Nearly 800 disembark Grand Princess cruise ship, process to continue Thursday

Thursday should be the final day for evacuation from the Grand Princess cruise ship in Oakland. 

Almost 800 passengers came off the ship Wednesday, with fewer than 300 remaining, according to CDC spokesman Dave Daigle.

The stragglers have been more difficult to find charter flights for, said Daigle, due to special circumstances or out-of-the-way destinations.

"We live in strange times, I'll say that," said West Oakland resident Matt Kong, who has twice made his way to the waterfront to observe the ship and take photos.
"Thankfully Oakland was willing to open itself up to this and allow these people to get off, when they were just circling," said Kong. "I felt bad for them, it's a damn shame."

Hundreds of people taken off the ship are settling in to a two-week quarantine at Travis Air Force Base forty miles away. 

But after numerous busloads over three days, the Westwind Hotel is now filled to capacity. 

Newly arriving passengers Wednesday were taken to alternate housing on the base, zones that are also surrounded by chain link fence.   

"As of Wednesday, we have 177 cases confirmed of COVID-19 in the state of California," said Dr. Charity Dean, Assistant Director of the California Public Health Department. 

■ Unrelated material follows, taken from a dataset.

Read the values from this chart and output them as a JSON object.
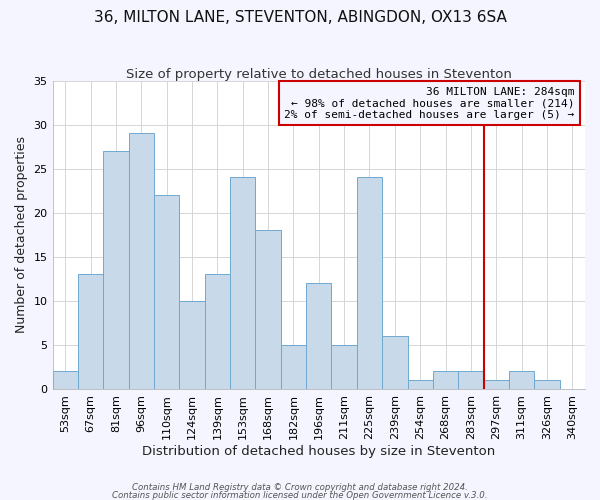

Dean and other officials spoke at a briefing in San Carlos, explaining why some evacuees, who test positive but are not ill, have been placed in designated hotels on the Peninsula and in Monterey County, lodging used exclusively for quarantine.  

"They may have mild symptoms but don't need a hospital," said Dean, "and our job right now as Public Health, is to be prepared to meet this moment and support our Federal partners, and take care of each other."  

At Oakland International Airport, a distant tarmac was busy Wednesday afternoon with buses and chartered jets, coming and going. 
Passengers from the Grand Princess, masks on, boarded flights for the next stage of their ordeal: quarantine at other military bases or even more distant destinations. 

"I waved at them a few times hoping I could get a wave back," said DHL driver Freddie Wilson, who has been observing the spectacle all week as it plays out next to the company's airport hub. 

"It's crazy for us to open up the back of DHL doors and see the planes and people," said Wilson.

"They look like they're tired and ready to go home, fed up with what's going on and want it to be over." 

Wilson said some DHL employees expressed worry about working so close to the evacuees, and the company was allowing those workers to go home. 

"They're passing out masks, gloves, and there's a whole table full of Lysol to keep our trucks clean," added Wilson.  

Almost 2200 passengers have disembarked the ship since the operation began Monday.

A crew of 1100 will remain on board, and quarantine at sea, or at an undisclosed location, not yet announced by Carnival Cruises.